A new road being finished within the next few weeks has been described
by engineers as the launch pad to a cleaner city
The jigsaw being put together in the £20 million Connecting the City project is shaping a new road pattern which will discourage traffic coming through the city and persuade drivers to use the ring road.
The new road which will play a major part is already partly constructed - and temporarily called New Cheapside.
It will be completed and permanently christened New Kirkgate once the major trench work near the Midland Hotel comes to an end this month.
And the end result will be a 200 metre stretch from outside the Midland Hotel linking into Bolton Road with traffic diverted over the new bridge deck.
At the same time the leg of Cheapside from Market Street to Forster Square will close permanently and Forster Square will be closed to circulatory traffic from Cheapside to Church Bank.
Mark Wood, project manager for Mowlem plc, main contractors working with Bradford Council on the scheme, said: "This is a very important stage of the project which is going to mean big changes for motorists and get them into the habit of how it is going to be in the future.
"It is the birth of a cleaner and less polluted city and the ring road will be the access to the city rather than across it."
Traffic-locked Petergate will eventually close to make way for the £300 million Broadway shopping scheme but no date has yet been given.
But Mr Wood said: "Even before the road is shut the things we are doing now are going to drastically reduce the traffic."
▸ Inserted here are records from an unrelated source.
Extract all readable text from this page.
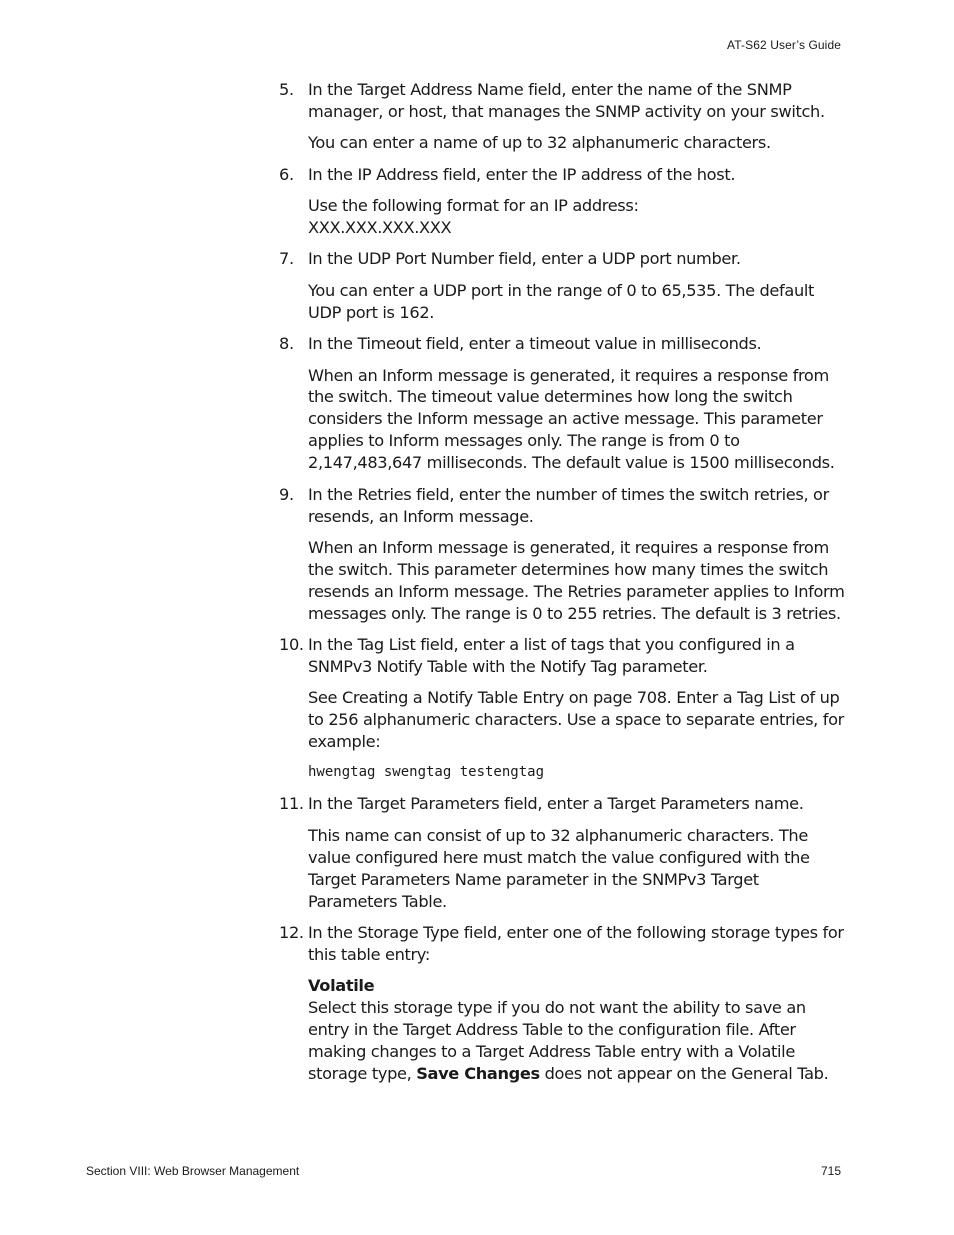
AT-S62 User’s Guide
5. In the Target Address Name field, enter the name of the SNMP manager, or host, that manages the SNMP activity on your switch.
You can enter a name of up to 32 alphanumeric characters.
6. In the IP Address field, enter the IP address of the host.
Use the following format for an IP address:
XXX.XXX.XXX.XXX
7. In the UDP Port Number field, enter a UDP port number.
You can enter a UDP port in the range of 0 to 65,535. The default UDP port is 162.
8. In the Timeout field, enter a timeout value in milliseconds.
When an Inform message is generated, it requires a response from the switch. The timeout value determines how long the switch considers the Inform message an active message. This parameter applies to Inform messages only. The range is from 0 to 2,147,483,647 milliseconds. The default value is 1500 milliseconds.
9. In the Retries field, enter the number of times the switch retries, or resends, an Inform message.
When an Inform message is generated, it requires a response from the switch. This parameter determines how many times the switch resends an Inform message. The Retries parameter applies to Inform messages only. The range is 0 to 255 retries. The default is 3 retries.
10. In the Tag List field, enter a list of tags that you configured in a SNMPv3 Notify Table with the Notify Tag parameter.
See Creating a Notify Table Entry on page 708. Enter a Tag List of up to 256 alphanumeric characters. Use a space to separate entries, for example:
hwengtag swengtag testengtag
11. In the Target Parameters field, enter a Target Parameters name.
This name can consist of up to 32 alphanumeric characters. The value configured here must match the value configured with the Target Parameters Name parameter in the SNMPv3 Target Parameters Table.
12. In the Storage Type field, enter one of the following storage types for this table entry:
Volatile
Select this storage type if you do not want the ability to save an entry in the Target Address Table to the configuration file. After making changes to a Target Address Table entry with a Volatile storage type, Save Changes does not appear on the General Tab.
Section VIII: Web Browser Management	715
Drivers are also being warned that for one of the first times since it was built, the ring road will be fully closed to traffic for about two weeks from March 21 during the night.
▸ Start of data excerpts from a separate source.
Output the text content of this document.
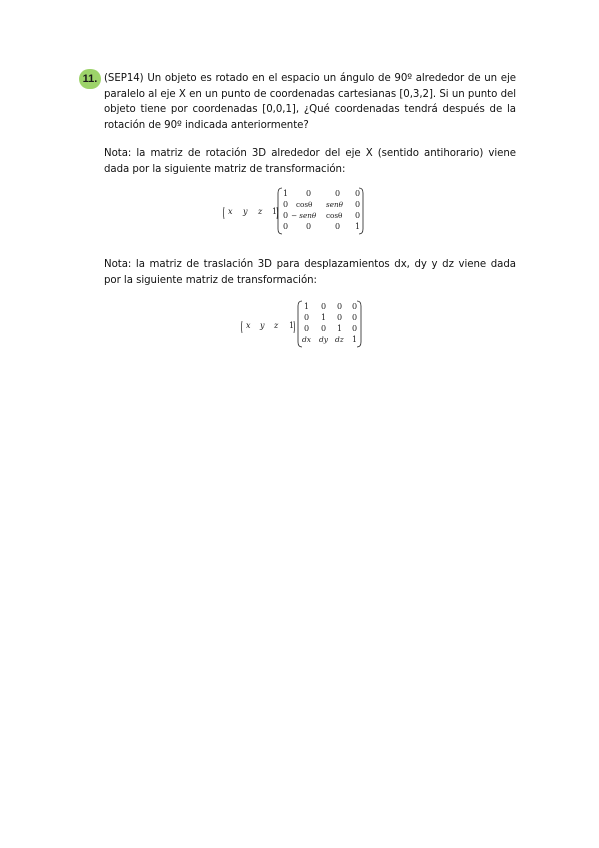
11. (SEP14) Un objeto es rotado en el espacio un ángulo de 90º alrededor de un eje paralelo al eje X en un punto de coordenadas cartesianas [0,3,2]. Si un punto del objeto tiene por coordenadas [0,0,1], ¿Qué coordenadas tendrá después de la rotación de 90º indicada anteriormente?

Nota: la matriz de rotación 3D alrededor del eje X (sentido antihorario) viene dada por la siguiente matriz de transformación:

x y z 1
1 0	0 0
0 cosθ senθ 0
0 − senθ cosθ 0
0 0	0 1

Nota: la matriz de traslación 3D para desplazamientos dx, dy y dz viene dada por la siguiente matriz de transformación:

x y z 1
1 0 0 0
0 1 0 0
0 0 1 0
dx dy dz 1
Diversions are being arranged during the closure of the route between the Canal Road-Shipley Airedale road junction to Croft Street.
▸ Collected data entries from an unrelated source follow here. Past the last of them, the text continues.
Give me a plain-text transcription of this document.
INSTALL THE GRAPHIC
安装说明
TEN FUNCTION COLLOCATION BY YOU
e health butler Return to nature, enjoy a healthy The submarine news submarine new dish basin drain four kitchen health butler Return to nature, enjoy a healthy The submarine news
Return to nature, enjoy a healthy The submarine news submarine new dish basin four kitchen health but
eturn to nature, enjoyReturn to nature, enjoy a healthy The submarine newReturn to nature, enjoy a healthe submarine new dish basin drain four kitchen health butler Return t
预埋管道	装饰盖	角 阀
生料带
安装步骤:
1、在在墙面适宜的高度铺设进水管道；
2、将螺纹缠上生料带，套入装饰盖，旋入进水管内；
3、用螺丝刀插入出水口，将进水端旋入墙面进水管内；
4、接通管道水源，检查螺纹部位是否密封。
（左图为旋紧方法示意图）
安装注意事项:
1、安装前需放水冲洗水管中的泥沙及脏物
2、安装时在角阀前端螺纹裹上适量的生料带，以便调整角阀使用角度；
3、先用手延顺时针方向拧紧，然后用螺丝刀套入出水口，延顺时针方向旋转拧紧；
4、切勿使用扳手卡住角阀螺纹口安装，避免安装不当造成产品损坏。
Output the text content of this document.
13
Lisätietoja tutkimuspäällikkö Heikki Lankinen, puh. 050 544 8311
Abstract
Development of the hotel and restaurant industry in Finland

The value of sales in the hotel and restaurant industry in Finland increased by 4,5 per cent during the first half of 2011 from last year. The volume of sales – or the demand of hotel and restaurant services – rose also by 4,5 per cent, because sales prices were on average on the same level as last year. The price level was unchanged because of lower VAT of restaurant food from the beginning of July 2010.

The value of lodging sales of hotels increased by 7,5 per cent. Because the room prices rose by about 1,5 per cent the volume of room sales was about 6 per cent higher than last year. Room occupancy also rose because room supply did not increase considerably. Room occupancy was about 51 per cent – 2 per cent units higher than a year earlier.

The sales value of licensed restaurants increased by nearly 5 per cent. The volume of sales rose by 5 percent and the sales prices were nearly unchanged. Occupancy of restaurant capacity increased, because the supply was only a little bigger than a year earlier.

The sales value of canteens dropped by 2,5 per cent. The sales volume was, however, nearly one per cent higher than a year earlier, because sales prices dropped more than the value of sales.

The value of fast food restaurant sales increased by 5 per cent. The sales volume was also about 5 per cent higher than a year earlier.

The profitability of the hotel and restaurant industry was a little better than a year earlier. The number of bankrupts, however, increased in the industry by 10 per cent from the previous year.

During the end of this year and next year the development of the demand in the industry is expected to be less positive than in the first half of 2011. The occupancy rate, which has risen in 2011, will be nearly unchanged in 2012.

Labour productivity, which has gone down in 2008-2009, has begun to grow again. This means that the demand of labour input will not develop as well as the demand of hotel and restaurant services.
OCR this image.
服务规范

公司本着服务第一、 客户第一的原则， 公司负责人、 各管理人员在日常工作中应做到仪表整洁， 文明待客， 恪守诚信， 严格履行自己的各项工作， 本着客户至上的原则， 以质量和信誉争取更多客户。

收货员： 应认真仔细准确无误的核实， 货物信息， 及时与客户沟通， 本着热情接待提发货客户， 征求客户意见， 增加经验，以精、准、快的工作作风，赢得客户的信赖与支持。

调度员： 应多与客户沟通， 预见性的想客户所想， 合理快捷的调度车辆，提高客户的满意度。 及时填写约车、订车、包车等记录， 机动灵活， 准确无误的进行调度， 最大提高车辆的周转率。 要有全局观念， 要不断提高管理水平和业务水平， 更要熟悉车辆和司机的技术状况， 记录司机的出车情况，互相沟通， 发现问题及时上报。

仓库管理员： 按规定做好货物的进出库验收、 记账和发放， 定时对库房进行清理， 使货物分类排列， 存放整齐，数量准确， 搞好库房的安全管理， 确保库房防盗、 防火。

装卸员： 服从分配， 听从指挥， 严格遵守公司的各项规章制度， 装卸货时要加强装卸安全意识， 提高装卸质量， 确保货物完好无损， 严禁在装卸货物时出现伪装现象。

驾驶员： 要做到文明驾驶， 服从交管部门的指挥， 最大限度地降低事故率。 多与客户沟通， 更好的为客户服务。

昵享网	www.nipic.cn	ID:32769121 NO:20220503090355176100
During the closure ten gantries will be removed from the road and cleaned. They will be returned bearing signs about the new road network.
Mowlem public liaison officer Martin Thornton said: "Everything is going well and moving forward. It is a major civil engineering project and the level of co-ordination and co-operation has been excellent throughout."
The Connecting the City project is preparing the infrastructure for the vast shopping centre recently taken over by Westfield, the world's biggest retail centre operator.
The contract to demolish properties to clear the site has not yet been awarded by Westfield.